大盛況の販売所
やっとユリ達が子供達と一緒になって、フルーツプリンを販売している場所までたどり着いた。
「あっ!!社長っ!!」
「やぁみんな、ご苦労さま。」
「社長がここに来たということは……エルフの国に迫っていた危機は、もう大丈夫なのか?」
「あぁ、一先ずは大丈夫。安心していい。」
「そ、そうか……よかった。」
ホッとユリは安堵のため息を漏らした。
「で、子供達と一緒に作ったフルーツプリンはどんな感じだ?」
「みんな味見もちゃんとして……社長に食べさせてもらった試食の物と、遜色ないものが作れたと思う。」
「ほぅ、じゃあ一つ俺も味見させてもらおうかな。」
ユリ達が俺の味見用に取っておいてくれたフルーツプリンを、試しに手にとって眺めてみた。
すると、プリンでよくある失敗例の一つである気泡ができてしまう……ということもなさそうだった。俺に食べさせるためのこれだけでなく、他の商品にしているプリンにも気泡は見られない。
「うん、見た目は完璧。盛り付けも、一つ一つにオリジナリティがあって……独創性があっていいな。」
見た目に関しては、文句なし。後、問題なのは食感と味……。みんなに配ったレシピには、しっかりと分量通りなら、ちょうどいい火のとおりになる時間が書いてあるが……さてさて。

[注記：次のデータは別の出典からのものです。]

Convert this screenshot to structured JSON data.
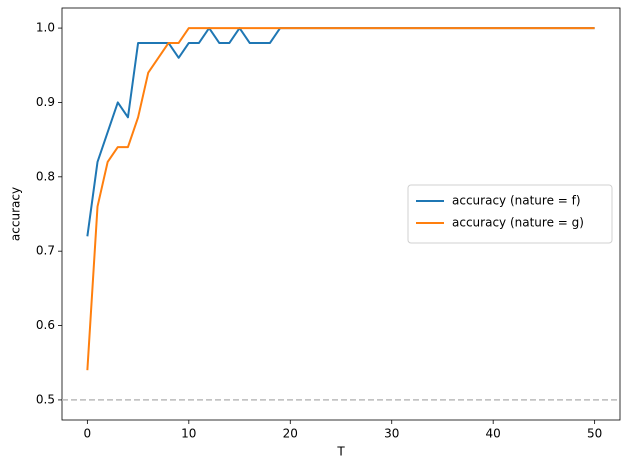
{
  "chart_data": {
    "type": "line",
    "xlabel": "T",
    "ylabel": "accuracy",
    "x": [
      0,
      1,
      2,
      3,
      4,
      5,
      6,
      7,
      8,
      9,
      10,
      11,
      12,
      13,
      14,
      15,
      16,
      17,
      18,
      19,
      20,
      21,
      22,
      23,
      24,
      25,
      26,
      27,
      28,
      29,
      30,
      31,
      32,
      33,
      34,
      35,
      36,
      37,
      38,
      39,
      40,
      41,
      42,
      43,
      44,
      45,
      46,
      47,
      48,
      49,
      50
    ],
    "series": [
      {
        "name": "accuracy (nature = f)",
        "color": "#1f77b4",
        "values": [
          0.72,
          0.82,
          0.86,
          0.9,
          0.88,
          0.98,
          0.98,
          0.98,
          0.98,
          0.96,
          0.98,
          0.98,
          1,
          0.98,
          0.98,
          1,
          0.98,
          0.98,
          0.98,
          1,
          1,
          1,
          1,
          1,
          1,
          1,
          1,
          1,
          1,
          1,
          1,
          1,
          1,
          1,
          1,
          1,
          1,
          1,
          1,
          1,
          1,
          1,
          1,
          1,
          1,
          1,
          1,
          1,
          1,
          1,
          1
        ]
      },
      {
        "name": "accuracy (nature = g)",
        "color": "#ff7f0e",
        "values": [
          0.54,
          0.76,
          0.82,
          0.84,
          0.84,
          0.88,
          0.94,
          0.96,
          0.98,
          0.98,
          1,
          1,
          1,
          1,
          1,
          1,
          1,
          1,
          1,
          1,
          1,
          1,
          1,
          1,
          1,
          1,
          1,
          1,
          1,
          1,
          1,
          1,
          1,
          1,
          1,
          1,
          1,
          1,
          1,
          1,
          1,
          1,
          1,
          1,
          1,
          1,
          1,
          1,
          1,
          1,
          1
        ]
      }
    ],
    "hline": {
      "value": 0.5,
      "color": "#bbbbbb",
      "style": "dashed"
    },
    "xlim": [
      -2.5,
      52.5
    ],
    "xticks": [
      0,
      10,
      20,
      30,
      40,
      50
    ],
    "ylim": [
      0.473,
      1.027
    ],
    "yticks": [
      0.5,
      0.6,
      0.7,
      0.8,
      0.9,
      {
        "value": 1,
        "label": "1.0"
      }
    ],
    "legend": "center right"
  }
}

果物と一緒にプリンを食べてみると、きめ細やかで、滑らかな食感を感じた。それに伴って、濃厚な甘さが口いっぱいに広がる……。しかしその濃厚な甘さはくどくなく、果物の甘酸っぱさで後味がスッキリとしていた。
「味も完璧だな。こちらも文句の付け所がない。商品としては十分だ。」
俺がフルーツプリンに舌鼓を打っている間にも、どんどん……どんどんフルーツプリンは売れていく。
「ユリ、今回何個用意できた?」
「何個か失敗しちゃったやつがあって、それは省いてあるから……用意できたのは450個だな。」
「それが今どのぐらい売れてる?」
「実はもう半分以上売れてるんだ。」
「も、もうそんなに売れてるのか……。最後尾の人まで行き渡るかな。」
できれば来た人には買っていって欲しいし……買いそびれるなんてことにはなって欲しくない。
「あ、それなら多分大丈夫だ。今ボタンが子供達と一緒に追加のフルーツプリンを作ってる。」
「そういう状況判断が咄嗟にできたのか……。」
本当にユリ達の応用の良さには驚かされた。自分達で判断して、そういうことまで配慮できるなら……もう任せても大丈夫そうかな。
それじゃあ明日からは、ユリ達に完全にこちらは任せてみよう。